Peter Leithart has penned some brief thoughts on the history of the 'imago dei' in Western theology and its relationship to the postmodern notion that the 'self' cannot be understood or found outside its relationship to the world and others. They are worth reading in their entirety.
He concludes:
Thus, for Calvin, man as created and man as saved are not merely two stages in the history of one subject, but two different sorts of subject: As created, man’s self is centered “in himself,” but as saved man is centered in another. Dietrich Bonhoeffer is stronger – more Protestant as well as more catholic – when he insists, like Barth, that the image of God is fundamentally ecstatic, an “analogy of relationship” rather than an “analogy of being.” Bonhoeffer even employs the language of justification when he describes the original condition of Adam: The image “is not a human potential or possibility or a structure of human existence; instead it is a given relation, a relation in which human beings are set, a [passive righteousness]!” Bonhoeffer closes the gap Calvin opened between created man and saved man; both as image of God and as restored image of God, human beings find their true selves only outside themselves.

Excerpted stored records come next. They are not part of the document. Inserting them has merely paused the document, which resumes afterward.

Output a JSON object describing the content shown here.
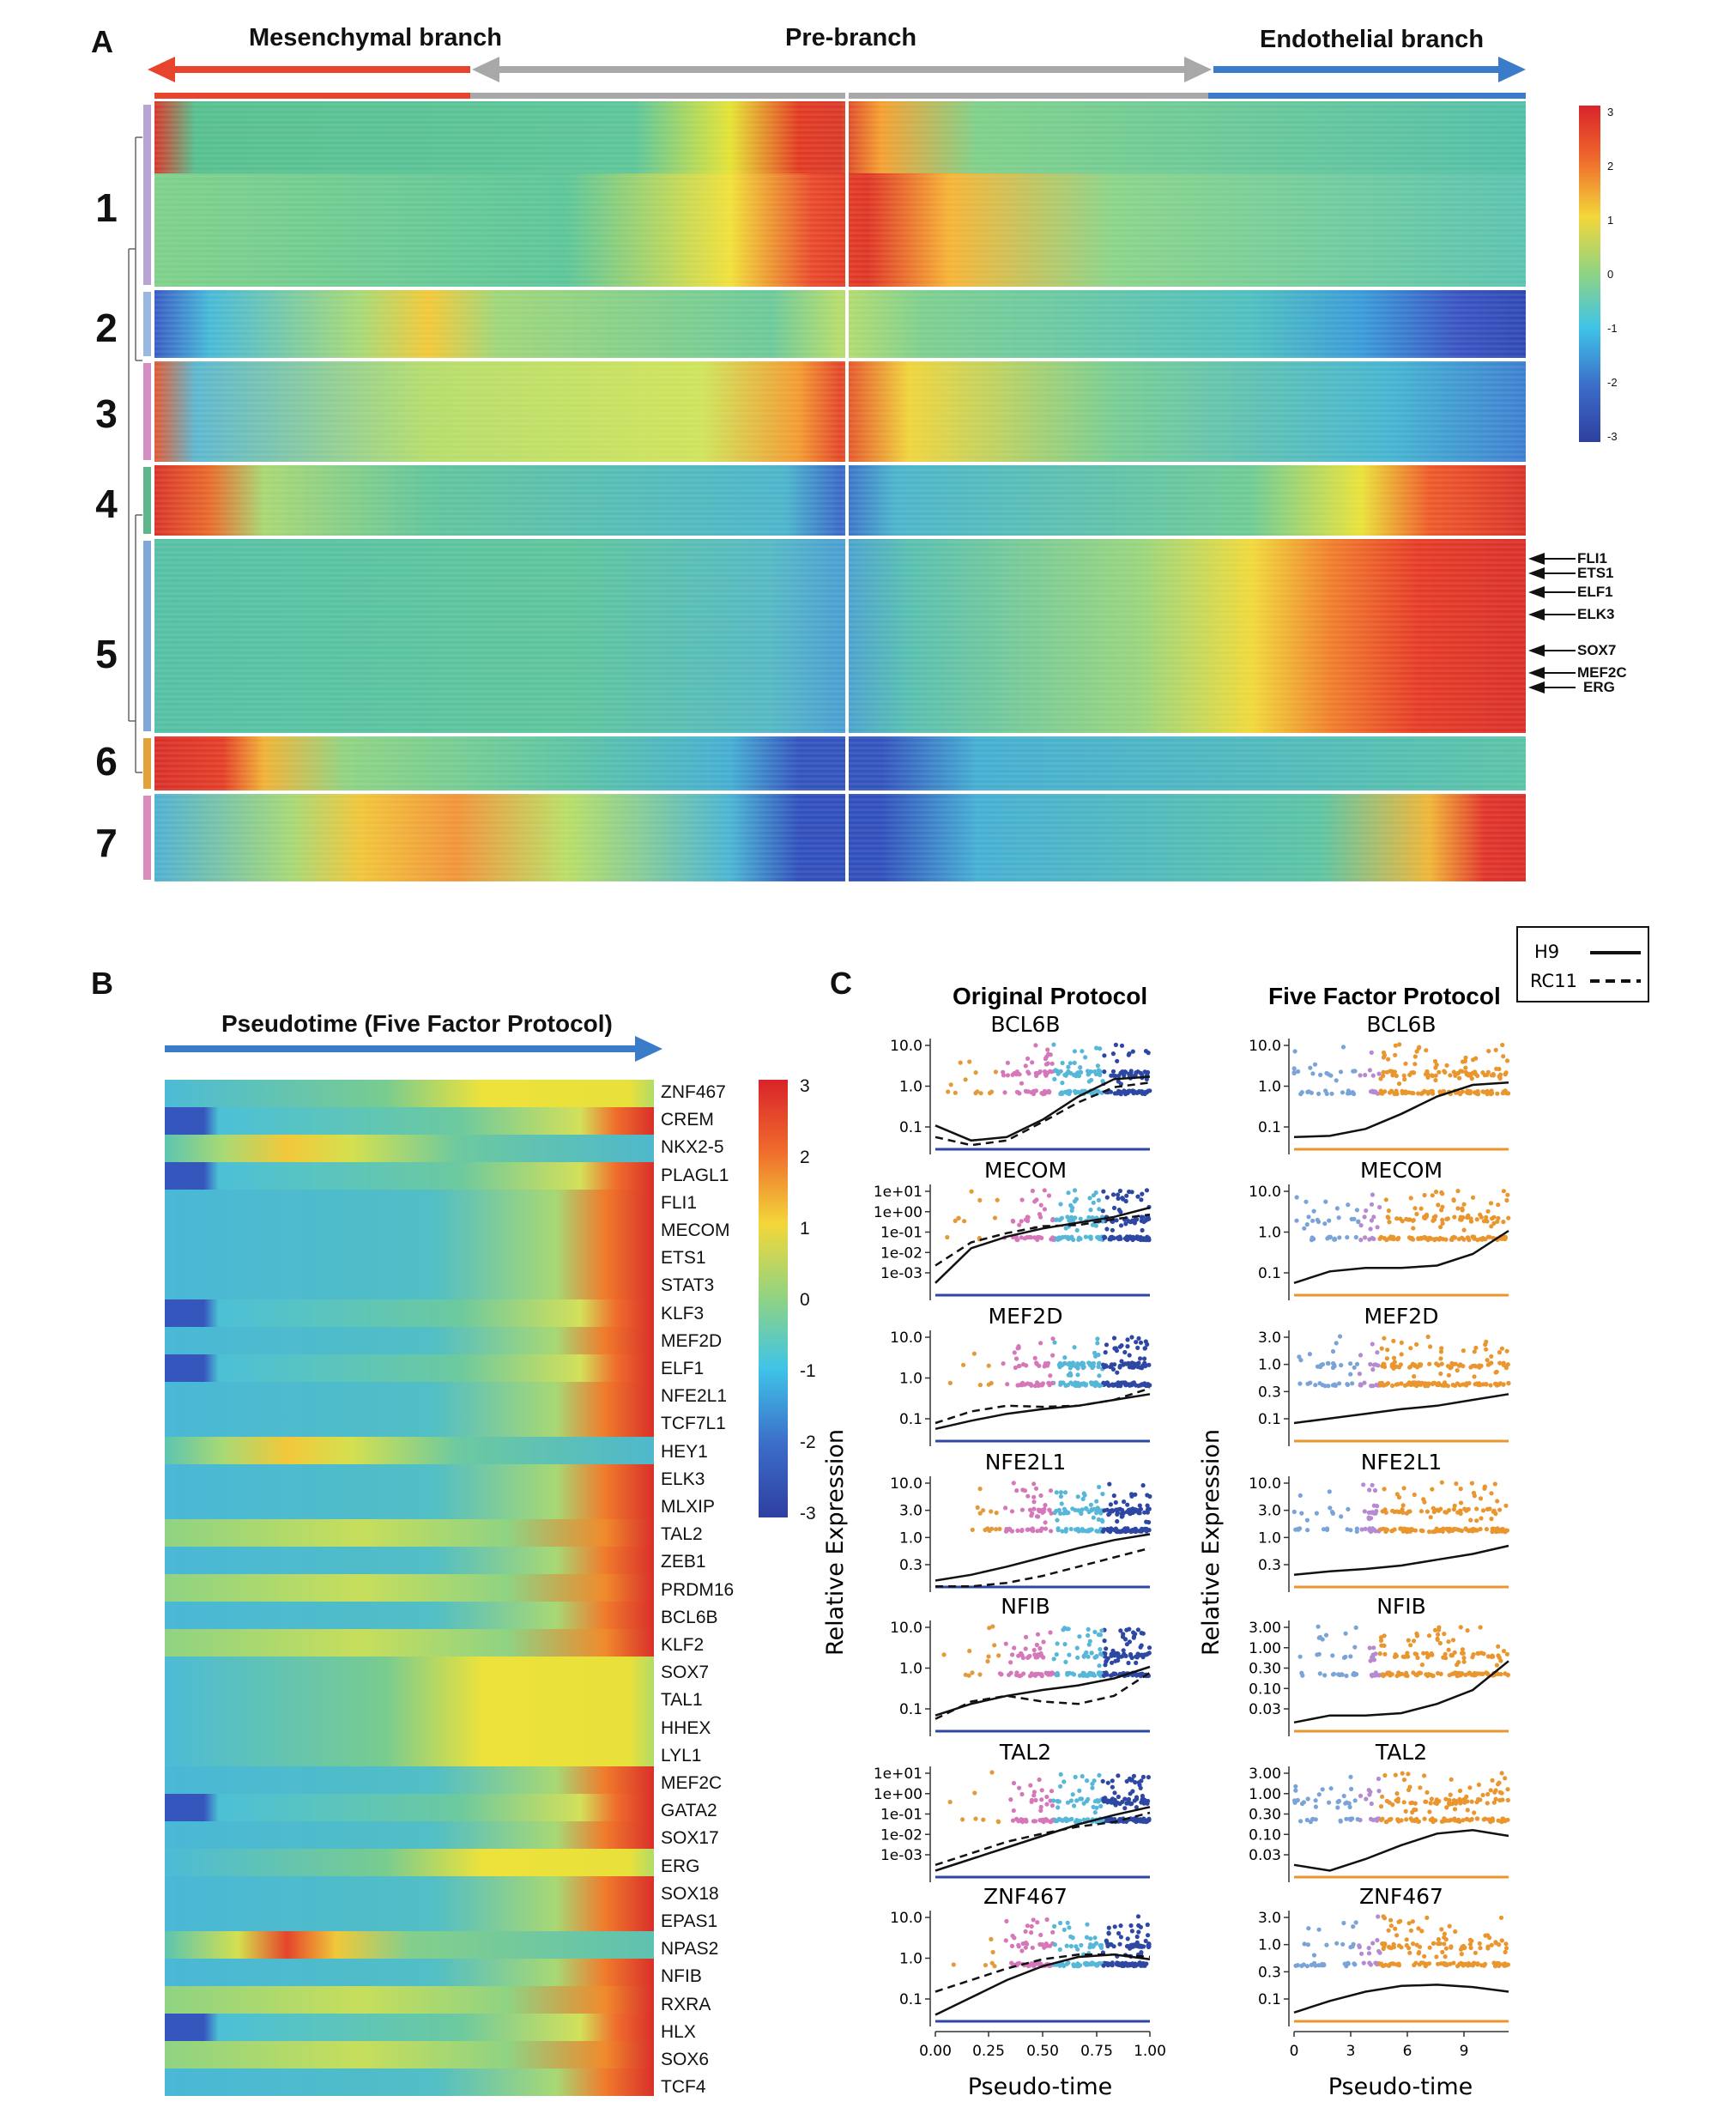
{
  "panels": [
    "A",
    "B",
    "C"
  ],
  "panel_a": {
    "branches": {
      "left": "Mesenchymal branch",
      "middle": "Pre-branch",
      "right": "Endothelial branch"
    },
    "colors": {
      "left": "#e8432c",
      "middle": "#a8a8a8",
      "right": "#3a7cc9"
    },
    "clusters": [
      "1",
      "2",
      "3",
      "4",
      "5",
      "6",
      "7"
    ],
    "markers": [
      "FLI1",
      "ETS1",
      "ELF1",
      "ELK3",
      "SOX7",
      "MEF2C",
      "ERG"
    ],
    "colorbar_ticks": [
      "3",
      "2",
      "1",
      "0",
      "-1",
      "-2",
      "-3"
    ]
  },
  "panel_b": {
    "title": "Pseudotime (Five Factor Protocol)",
    "genes": [
      "ZNF467",
      "CREM",
      "NKX2-5",
      "PLAGL1",
      "FLI1",
      "MECOM",
      "ETS1",
      "STAT3",
      "KLF3",
      "MEF2D",
      "ELF1",
      "NFE2L1",
      "TCF7L1",
      "HEY1",
      "ELK3",
      "MLXIP",
      "TAL2",
      "ZEB1",
      "PRDM16",
      "BCL6B",
      "KLF2",
      "SOX7",
      "TAL1",
      "HHEX",
      "LYL1",
      "MEF2C",
      "GATA2",
      "SOX17",
      "ERG",
      "SOX18",
      "EPAS1",
      "NPAS2",
      "NFIB",
      "RXRA",
      "HLX",
      "SOX6",
      "TCF4"
    ],
    "colorbar_ticks": [
      "3",
      "2",
      "1",
      "0",
      "-1",
      "-2",
      "-3"
    ]
  },
  "panel_c": {
    "legend": {
      "solid": "H9",
      "dashed": "RC11"
    },
    "protocols": [
      "Original Protocol",
      "Five Factor Protocol"
    ],
    "ylabel": "Relative Expression",
    "xlabel": "Pseudo-time",
    "xticks_left": [
      "0.00",
      "0.25",
      "0.50",
      "0.75",
      "1.00"
    ],
    "xticks_right": [
      "0",
      "3",
      "6",
      "9"
    ],
    "genes": [
      "BCL6B",
      "MECOM",
      "MEF2D",
      "NFE2L1",
      "NFIB",
      "TAL2",
      "ZNF467"
    ],
    "yticks_left": [
      [
        "10.0",
        "1.0",
        "0.1"
      ],
      [
        "1e+01",
        "1e+00",
        "1e-01",
        "1e-02",
        "1e-03"
      ],
      [
        "10.0",
        "1.0",
        "0.1"
      ],
      [
        "10.0",
        "3.0",
        "1.0",
        "0.3"
      ],
      [
        "10.0",
        "1.0",
        "0.1"
      ],
      [
        "1e+01",
        "1e+00",
        "1e-01",
        "1e-02",
        "1e-03"
      ],
      [
        "10.0",
        "1.0",
        "0.1"
      ]
    ],
    "yticks_right": [
      [
        "10.0",
        "1.0",
        "0.1"
      ],
      [
        "10.0",
        "1.0",
        "0.1"
      ],
      [
        "3.0",
        "1.0",
        "0.3",
        "0.1"
      ],
      [
        "10.0",
        "3.0",
        "1.0",
        "0.3"
      ],
      [
        "3.00",
        "1.00",
        "0.30",
        "0.10",
        "0.03"
      ],
      [
        "3.00",
        "1.00",
        "0.30",
        "0.10",
        "0.03"
      ],
      [
        "3.0",
        "1.0",
        "0.3",
        "0.1"
      ]
    ]
  }
}
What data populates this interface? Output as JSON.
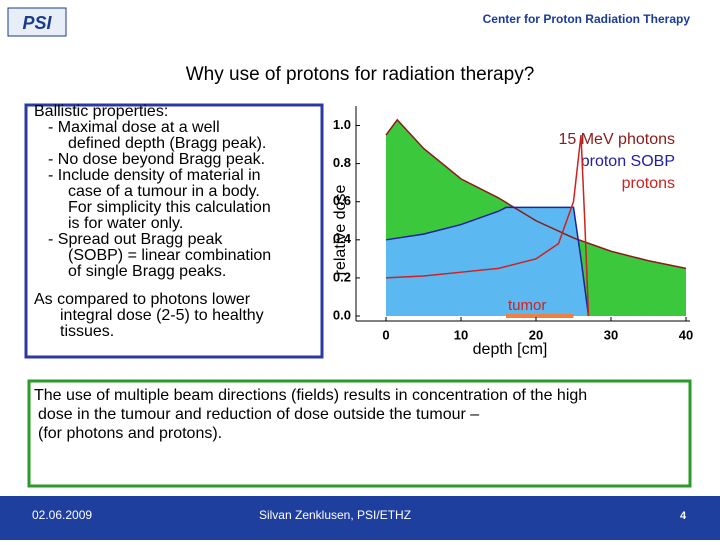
{
  "header": {
    "logo": "PSI",
    "right": "Center for Proton Radiation Therapy"
  },
  "title": "Why use of protons for radiation therapy?",
  "left_box": {
    "lines": [
      "Ballistic properties:",
      "- Maximal dose at a well",
      "defined depth (Bragg peak).",
      "- No dose beyond Bragg peak.",
      "- Include density of material in",
      "case of a tumour in a  body.",
      "For simplicity this calculation",
      "is for water only.",
      "- Spread out Bragg peak",
      "(SOBP) = linear combination",
      "of single Bragg peaks."
    ],
    "lines2": [
      "As compared to photons lower",
      "integral dose (2-5) to healthy",
      "tissues."
    ]
  },
  "chart_data": {
    "type": "line",
    "xlabel": "depth  [cm]",
    "ylabel": "relative dose",
    "xlim": [
      0,
      40
    ],
    "xticks": [
      0,
      10,
      20,
      30,
      40
    ],
    "ylim": [
      0,
      1.05
    ],
    "yticks": [
      {
        "value": 0,
        "label": "0.0"
      },
      {
        "value": 0.2,
        "label": "0.2"
      },
      {
        "value": 0.4,
        "label": "0.4"
      },
      {
        "value": 0.6,
        "label": "0.6"
      },
      {
        "value": 0.8,
        "label": "0.8"
      },
      {
        "value": 1,
        "label": "1.0"
      }
    ],
    "series": [
      {
        "name": "15 MeV photons",
        "color": "#8b1a1a",
        "fill": "#3cc83c",
        "x": [
          0,
          1.5,
          5,
          10,
          15,
          20,
          25,
          30,
          35,
          40
        ],
        "values": [
          0.95,
          1.03,
          0.88,
          0.72,
          0.62,
          0.5,
          0.41,
          0.34,
          0.29,
          0.25
        ]
      },
      {
        "name": "proton SOBP",
        "color": "#2020a0",
        "fill": "#5bb8f0",
        "x": [
          0,
          5,
          10,
          15,
          16,
          25,
          26,
          27
        ],
        "values": [
          0.4,
          0.43,
          0.48,
          0.55,
          0.57,
          0.57,
          0.3,
          0
        ]
      },
      {
        "name": "protons",
        "color": "#d02020",
        "x": [
          0,
          5,
          10,
          15,
          20,
          23,
          25,
          26,
          26.5,
          27
        ],
        "values": [
          0.2,
          0.21,
          0.23,
          0.25,
          0.3,
          0.38,
          0.6,
          0.95,
          0.5,
          0
        ]
      }
    ],
    "annotation": {
      "text": "tumor",
      "range": [
        16,
        25
      ],
      "color": "#f08040"
    }
  },
  "bottom_box": {
    "lines": [
      "The use of multiple beam directions (fields) results in concentration of the high",
      "dose in the tumour and reduction of dose outside the tumour –",
      "(for photons and protons)."
    ]
  },
  "footer": {
    "date": "02.06.2009",
    "author": "Silvan Zenklusen, PSI/ETHZ",
    "page": "4"
  }
}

Postmodernism is a threat to Christian faith at a number of levels. But the postmodern notion of a self that is not centered in himself is not one of those threats. Far from threatening the Protestant conception of the self, postmodernism opens the possibility that the great Reformation doctrine of justification by faith reveals not only the secret of salvation but unveils the mystery of human existence as such.
While Leithart's critiques of Calvin are plausible, I am less convinced that Augustine is to blame (if the word is appropriate) for the individualistic understanding the imago dei, as Leithart seems to suggest. While he certainly locates the imago dei in the soul, it is only a fully functioning soul if it is externally oriented--that is, if it looks toward the God who created it. If it ceases to do that, and looks in on itself, then it is deformed, exchanging wisdom for folly. As he writes in De Trinitate V.22, "Those who do, on being reminded, turn to the Lord from the deformity which had conformed them by worldly lusts to this world are reformed by him."
For Augustine, then, there is no gap between created man and saved man's being. We have 'being' only insofar as we are oriented around and grounded in Being--Father, Son, and Holy Spirit. I suspect that Augustine's concept of the 'gift' of the Holy Spirit is lurking behind the divine-human relationship--as we give ourselves to God, he gives us back ourselves.
Whether Calvin has this same anthropology is an interesting question. Given his neo-platonic tendencies and his apparent indebtedness to Augustine's understanding of the importance of the knowledge of self for the knowledge of God, I am decidedly more optimistic than Dr. Leithart that Calvin's understanding of the self is more 'ecstatic' than Dr. Leithart thinks.
Sed contra: Dr. Leithart is........Dr. Leithart. Which means I am almost certainly wrong.